The government afterwards claimed a broad “in-principle” agreement on the contentious issue.
However, the written responses sent by several of the absentee Opposition parties to the government and the objections raised at the meeting by the Left, NCP, National Conference and the AIMIM, who were present, made it clear there was no broad consensus. The written responses were not considered.
Defence minister Rajnath Singh said Modi had announced the formation of a committee to examine the issue and submit a report.
A significant absentee was the Congress, which made up its mind in the morning to stay away. Party president Rahul Gandhi wrote to the government expressing regret.
The Congress said the government had raised the one-nation-one-poll question only to divert the people’s attention from real issues. This view was echoed by the BSP and the Samajwadi Party, which too stayed away.
“Holding simultaneous polls is a constitutional matter and can’t be dealt with lightly. It is better to debate electoral reforms in Parliament,” Congress spokesperson Gaurav Gogoi told a media conference.
“Even on elections, there are far more serious concerns like doubts over EVMs, misuse of state machinery and deployment of obscene amounts of money, which should be discussed,” Gogoi added.
BSP chief Mayawati tweeted that had the meeting been held to discuss EVMs, she would have attended.
The DMK, AIADMK and the AAP were the other major parties not present.
The AIADMK and the AAP sent representatives, but they were told only party chiefs were invited.
AAP national executive member Raghav Chadha told The Telegraph: “As they had said that party leaders could send representatives, the CM had nominated me.
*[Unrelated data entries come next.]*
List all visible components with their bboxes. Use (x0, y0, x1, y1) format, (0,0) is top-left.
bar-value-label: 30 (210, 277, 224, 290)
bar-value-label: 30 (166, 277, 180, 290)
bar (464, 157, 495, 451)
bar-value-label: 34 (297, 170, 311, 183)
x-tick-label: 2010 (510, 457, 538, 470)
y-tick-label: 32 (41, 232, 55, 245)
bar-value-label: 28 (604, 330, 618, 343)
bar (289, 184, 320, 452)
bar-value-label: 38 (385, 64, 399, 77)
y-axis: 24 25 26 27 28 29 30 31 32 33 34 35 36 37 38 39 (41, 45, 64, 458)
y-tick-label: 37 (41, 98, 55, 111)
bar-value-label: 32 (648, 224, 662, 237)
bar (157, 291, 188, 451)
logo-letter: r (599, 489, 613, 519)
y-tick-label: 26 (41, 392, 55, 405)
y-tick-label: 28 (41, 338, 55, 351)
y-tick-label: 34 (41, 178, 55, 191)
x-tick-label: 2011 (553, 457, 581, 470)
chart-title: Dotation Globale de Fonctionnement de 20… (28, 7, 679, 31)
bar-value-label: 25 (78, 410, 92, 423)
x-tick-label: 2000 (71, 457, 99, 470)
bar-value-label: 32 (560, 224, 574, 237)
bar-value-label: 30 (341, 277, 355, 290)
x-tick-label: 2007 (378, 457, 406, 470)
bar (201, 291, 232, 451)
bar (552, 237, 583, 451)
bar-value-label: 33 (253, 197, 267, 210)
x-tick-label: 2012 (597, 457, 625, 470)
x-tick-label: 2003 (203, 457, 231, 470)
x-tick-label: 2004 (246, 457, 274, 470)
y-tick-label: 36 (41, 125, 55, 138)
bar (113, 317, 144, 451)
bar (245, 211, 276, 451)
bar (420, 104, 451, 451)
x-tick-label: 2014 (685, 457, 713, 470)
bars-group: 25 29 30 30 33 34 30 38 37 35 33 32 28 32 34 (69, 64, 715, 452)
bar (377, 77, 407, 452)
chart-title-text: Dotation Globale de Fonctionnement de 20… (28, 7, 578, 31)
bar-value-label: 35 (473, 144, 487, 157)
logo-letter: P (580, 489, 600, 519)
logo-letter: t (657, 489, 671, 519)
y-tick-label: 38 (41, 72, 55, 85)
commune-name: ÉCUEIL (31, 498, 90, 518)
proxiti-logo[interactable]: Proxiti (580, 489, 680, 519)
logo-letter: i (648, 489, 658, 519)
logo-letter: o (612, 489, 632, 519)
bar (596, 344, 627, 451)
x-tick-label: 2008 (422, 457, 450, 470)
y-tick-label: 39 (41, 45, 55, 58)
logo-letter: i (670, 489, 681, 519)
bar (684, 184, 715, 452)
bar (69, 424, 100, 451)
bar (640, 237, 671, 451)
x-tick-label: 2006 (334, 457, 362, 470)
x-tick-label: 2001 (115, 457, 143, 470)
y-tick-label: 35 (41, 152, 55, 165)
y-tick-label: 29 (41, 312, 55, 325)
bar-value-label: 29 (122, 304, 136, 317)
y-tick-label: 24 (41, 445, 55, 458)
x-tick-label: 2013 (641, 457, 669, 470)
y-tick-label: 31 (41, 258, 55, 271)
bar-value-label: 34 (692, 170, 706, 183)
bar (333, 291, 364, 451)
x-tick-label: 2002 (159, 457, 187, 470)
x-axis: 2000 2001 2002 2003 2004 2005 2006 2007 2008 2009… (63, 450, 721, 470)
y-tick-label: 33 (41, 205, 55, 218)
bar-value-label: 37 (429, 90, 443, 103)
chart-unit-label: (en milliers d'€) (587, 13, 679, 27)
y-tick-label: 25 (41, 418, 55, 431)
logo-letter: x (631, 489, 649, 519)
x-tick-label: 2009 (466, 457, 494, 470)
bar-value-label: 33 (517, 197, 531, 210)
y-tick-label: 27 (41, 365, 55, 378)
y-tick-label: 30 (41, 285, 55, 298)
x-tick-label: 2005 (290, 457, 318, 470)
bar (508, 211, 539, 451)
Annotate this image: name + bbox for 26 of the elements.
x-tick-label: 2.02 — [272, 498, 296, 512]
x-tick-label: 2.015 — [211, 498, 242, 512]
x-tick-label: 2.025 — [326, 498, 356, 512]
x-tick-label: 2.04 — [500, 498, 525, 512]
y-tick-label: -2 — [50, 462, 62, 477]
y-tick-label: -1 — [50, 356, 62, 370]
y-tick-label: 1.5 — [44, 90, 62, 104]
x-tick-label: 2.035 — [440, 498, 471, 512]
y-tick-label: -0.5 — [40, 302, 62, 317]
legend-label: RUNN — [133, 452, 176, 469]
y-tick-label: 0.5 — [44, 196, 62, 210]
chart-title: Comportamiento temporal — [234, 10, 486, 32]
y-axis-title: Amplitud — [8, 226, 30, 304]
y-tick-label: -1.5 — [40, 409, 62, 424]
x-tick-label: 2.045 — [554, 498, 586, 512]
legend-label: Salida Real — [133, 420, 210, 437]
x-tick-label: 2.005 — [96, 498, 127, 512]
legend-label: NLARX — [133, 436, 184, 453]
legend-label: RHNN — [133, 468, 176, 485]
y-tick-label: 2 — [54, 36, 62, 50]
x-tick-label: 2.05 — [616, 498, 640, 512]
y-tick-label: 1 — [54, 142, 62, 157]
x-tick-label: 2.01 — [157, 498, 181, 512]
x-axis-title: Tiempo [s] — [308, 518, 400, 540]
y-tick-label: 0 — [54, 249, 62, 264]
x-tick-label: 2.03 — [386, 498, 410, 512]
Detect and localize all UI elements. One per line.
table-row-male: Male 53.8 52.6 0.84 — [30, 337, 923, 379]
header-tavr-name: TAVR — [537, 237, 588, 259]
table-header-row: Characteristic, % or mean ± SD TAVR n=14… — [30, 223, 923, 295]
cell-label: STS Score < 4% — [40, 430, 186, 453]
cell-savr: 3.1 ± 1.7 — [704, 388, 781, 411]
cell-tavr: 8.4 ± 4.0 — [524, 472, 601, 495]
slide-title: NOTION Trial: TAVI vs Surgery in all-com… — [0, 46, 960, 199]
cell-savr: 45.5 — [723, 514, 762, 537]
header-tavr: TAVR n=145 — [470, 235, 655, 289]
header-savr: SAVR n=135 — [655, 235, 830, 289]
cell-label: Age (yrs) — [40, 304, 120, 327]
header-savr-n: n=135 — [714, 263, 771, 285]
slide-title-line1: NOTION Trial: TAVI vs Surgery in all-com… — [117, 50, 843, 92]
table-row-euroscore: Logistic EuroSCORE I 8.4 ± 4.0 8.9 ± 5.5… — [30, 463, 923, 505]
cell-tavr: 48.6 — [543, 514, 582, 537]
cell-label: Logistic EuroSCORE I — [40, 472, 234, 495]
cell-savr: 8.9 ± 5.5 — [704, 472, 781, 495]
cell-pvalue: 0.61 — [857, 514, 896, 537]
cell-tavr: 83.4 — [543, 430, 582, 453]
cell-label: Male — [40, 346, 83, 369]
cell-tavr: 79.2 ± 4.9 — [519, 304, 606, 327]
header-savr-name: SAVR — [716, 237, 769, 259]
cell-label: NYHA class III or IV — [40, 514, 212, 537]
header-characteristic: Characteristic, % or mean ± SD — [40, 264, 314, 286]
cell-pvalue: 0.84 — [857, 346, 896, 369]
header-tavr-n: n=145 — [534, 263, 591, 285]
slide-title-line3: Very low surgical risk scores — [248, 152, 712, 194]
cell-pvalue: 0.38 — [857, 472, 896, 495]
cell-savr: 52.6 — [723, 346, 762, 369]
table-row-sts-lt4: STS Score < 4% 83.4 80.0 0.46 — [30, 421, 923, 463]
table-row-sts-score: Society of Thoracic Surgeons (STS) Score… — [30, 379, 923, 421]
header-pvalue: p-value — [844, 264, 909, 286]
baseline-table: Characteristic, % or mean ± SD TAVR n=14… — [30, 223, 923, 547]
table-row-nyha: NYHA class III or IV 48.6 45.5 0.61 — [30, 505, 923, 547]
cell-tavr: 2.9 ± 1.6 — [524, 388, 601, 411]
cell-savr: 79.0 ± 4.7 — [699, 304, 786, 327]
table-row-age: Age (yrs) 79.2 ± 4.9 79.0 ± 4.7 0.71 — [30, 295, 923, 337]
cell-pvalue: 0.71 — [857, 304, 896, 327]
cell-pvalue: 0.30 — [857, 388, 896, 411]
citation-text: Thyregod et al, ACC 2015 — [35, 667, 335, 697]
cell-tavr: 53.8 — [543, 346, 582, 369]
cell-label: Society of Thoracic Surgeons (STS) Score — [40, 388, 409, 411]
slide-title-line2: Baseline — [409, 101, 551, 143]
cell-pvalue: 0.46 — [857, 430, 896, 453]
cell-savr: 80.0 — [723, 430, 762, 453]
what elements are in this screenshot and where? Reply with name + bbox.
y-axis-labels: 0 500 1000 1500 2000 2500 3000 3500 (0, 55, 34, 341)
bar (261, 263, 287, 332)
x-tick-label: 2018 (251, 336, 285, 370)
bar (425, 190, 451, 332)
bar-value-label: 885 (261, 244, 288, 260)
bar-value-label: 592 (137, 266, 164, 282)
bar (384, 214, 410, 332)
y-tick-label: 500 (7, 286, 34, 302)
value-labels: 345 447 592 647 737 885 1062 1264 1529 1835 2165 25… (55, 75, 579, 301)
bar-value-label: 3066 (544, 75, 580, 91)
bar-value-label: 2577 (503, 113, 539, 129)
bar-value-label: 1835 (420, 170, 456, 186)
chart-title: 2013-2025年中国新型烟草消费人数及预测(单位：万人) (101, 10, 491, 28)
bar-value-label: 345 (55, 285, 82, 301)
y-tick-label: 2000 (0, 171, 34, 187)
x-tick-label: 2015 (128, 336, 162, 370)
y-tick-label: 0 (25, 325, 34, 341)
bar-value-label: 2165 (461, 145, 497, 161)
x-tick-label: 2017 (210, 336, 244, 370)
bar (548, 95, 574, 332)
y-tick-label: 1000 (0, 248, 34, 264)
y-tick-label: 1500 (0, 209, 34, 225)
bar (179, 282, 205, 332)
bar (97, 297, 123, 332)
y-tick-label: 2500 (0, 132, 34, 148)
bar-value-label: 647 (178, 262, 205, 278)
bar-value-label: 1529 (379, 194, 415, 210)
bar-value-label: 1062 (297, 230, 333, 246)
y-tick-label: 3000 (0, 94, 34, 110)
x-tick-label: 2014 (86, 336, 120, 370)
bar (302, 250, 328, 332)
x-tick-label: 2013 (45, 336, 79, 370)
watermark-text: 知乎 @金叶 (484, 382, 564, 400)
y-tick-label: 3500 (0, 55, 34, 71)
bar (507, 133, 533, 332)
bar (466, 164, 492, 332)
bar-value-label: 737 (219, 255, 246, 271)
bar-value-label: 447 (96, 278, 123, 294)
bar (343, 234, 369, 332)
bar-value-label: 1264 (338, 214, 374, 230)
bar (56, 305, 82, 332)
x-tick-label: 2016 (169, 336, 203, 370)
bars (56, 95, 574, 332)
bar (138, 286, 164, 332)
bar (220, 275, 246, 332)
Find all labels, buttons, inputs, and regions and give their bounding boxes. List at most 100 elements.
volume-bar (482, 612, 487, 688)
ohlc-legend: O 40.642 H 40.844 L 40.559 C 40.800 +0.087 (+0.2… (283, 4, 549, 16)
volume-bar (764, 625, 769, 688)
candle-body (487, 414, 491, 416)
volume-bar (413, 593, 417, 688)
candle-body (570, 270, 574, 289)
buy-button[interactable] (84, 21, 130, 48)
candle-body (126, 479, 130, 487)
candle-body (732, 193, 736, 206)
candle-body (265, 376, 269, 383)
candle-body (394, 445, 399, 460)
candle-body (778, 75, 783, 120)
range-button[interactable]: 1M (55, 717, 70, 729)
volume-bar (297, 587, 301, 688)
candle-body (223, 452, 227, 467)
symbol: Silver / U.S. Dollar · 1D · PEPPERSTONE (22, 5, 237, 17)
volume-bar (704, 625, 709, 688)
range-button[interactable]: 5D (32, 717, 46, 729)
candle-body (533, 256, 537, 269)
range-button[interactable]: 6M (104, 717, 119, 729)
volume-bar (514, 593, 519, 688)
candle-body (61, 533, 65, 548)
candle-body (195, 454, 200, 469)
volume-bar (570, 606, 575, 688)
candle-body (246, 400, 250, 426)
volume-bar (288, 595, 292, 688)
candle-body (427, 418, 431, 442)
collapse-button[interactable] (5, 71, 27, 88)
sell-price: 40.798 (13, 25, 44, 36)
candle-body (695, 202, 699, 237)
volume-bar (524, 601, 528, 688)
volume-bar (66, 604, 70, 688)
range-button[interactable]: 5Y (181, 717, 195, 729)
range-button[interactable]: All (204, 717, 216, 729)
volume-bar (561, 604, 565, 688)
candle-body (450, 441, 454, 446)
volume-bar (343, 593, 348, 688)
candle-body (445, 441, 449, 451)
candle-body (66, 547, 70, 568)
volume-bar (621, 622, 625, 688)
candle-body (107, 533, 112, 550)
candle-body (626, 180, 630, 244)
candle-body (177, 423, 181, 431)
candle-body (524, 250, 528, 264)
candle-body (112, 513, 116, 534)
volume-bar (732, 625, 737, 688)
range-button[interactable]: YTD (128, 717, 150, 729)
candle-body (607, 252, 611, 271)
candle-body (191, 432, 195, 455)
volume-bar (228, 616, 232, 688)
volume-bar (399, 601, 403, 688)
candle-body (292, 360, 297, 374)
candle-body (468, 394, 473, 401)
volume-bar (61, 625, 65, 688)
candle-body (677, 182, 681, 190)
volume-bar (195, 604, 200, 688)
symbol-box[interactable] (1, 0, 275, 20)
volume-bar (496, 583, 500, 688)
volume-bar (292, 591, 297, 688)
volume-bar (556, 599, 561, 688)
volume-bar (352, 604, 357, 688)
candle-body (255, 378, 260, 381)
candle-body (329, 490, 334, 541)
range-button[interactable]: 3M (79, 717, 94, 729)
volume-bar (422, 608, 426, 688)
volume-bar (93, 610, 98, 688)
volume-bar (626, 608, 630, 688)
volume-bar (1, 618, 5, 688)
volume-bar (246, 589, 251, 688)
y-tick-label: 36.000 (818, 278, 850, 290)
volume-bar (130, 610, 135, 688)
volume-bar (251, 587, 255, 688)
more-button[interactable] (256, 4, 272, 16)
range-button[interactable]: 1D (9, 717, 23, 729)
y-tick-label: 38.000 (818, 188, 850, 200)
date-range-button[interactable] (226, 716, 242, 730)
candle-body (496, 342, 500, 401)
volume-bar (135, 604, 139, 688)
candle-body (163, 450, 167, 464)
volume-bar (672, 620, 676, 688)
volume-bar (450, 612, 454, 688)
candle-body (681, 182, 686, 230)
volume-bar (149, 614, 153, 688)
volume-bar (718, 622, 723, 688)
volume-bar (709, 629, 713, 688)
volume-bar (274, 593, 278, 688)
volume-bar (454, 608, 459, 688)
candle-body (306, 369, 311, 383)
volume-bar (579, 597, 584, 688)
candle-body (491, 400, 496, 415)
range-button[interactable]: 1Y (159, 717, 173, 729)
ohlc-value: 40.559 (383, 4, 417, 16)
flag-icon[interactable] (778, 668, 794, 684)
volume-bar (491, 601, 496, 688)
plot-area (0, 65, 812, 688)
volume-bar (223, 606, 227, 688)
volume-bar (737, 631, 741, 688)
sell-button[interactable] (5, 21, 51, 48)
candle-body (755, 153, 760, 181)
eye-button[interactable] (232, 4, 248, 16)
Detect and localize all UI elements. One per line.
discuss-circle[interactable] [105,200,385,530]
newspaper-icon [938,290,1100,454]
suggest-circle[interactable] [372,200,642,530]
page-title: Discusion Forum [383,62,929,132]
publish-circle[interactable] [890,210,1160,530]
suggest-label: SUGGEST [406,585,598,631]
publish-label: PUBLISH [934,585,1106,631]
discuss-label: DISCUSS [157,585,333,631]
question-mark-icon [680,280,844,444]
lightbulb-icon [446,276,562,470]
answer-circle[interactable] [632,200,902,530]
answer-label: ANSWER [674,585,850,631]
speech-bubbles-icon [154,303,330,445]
A few hours before the meeting, they say they have changed the rules.”
CPM general secretary Sitaram Yechury, who attended the meeting, told reporters it was not for the government to decide who would represent a party; that decision should be the prerogative of the party leader.
At the meeting, Yechury submitted a 10-page note articulating the CPM’s position. On simultaneous polls, he said: “It is fundamentally anti-federal, anti-democratic and strikes at the root of the parliamentary democratic system, as ordained in the Constitution”.
Referring to a Niti Aayog proposal to have the President run the administration with a ministry selected by him till a new House is constituted if the earlier one is dissolved prematurely, the CPM said: “This outrageous proposal… is bringing an executive Presidency through the back door.”
Pointing out that India had started out with simultaneous elections but that cycle was broken by the arbitrary use of Article 356 (central rule in a state) in 1959, Yechury and NCP chief Sharad Pawar said a one-nation-one-poll formula would not be possible without significant amendments to the Constitution.
Farooq Abdullah of the National Conference questioned the Centre’s own commitment to simultaneous elections by pointing out that not only was the Jammu and Kashmir Assembly dissolved ahead of schedule, the state polls were not conducted with the just-concluded general election.
When TRS working president K.T. Rama Rao endorsed the proposal, Yechury pointed out that the Telangana party had advanced Assembly elections to December 2018 when these should have been held along with the Lok Sabha polls this year.
Trinamul and the AAP sought a detailed white paper/vision document from the government to be able to arrive at a considered decision.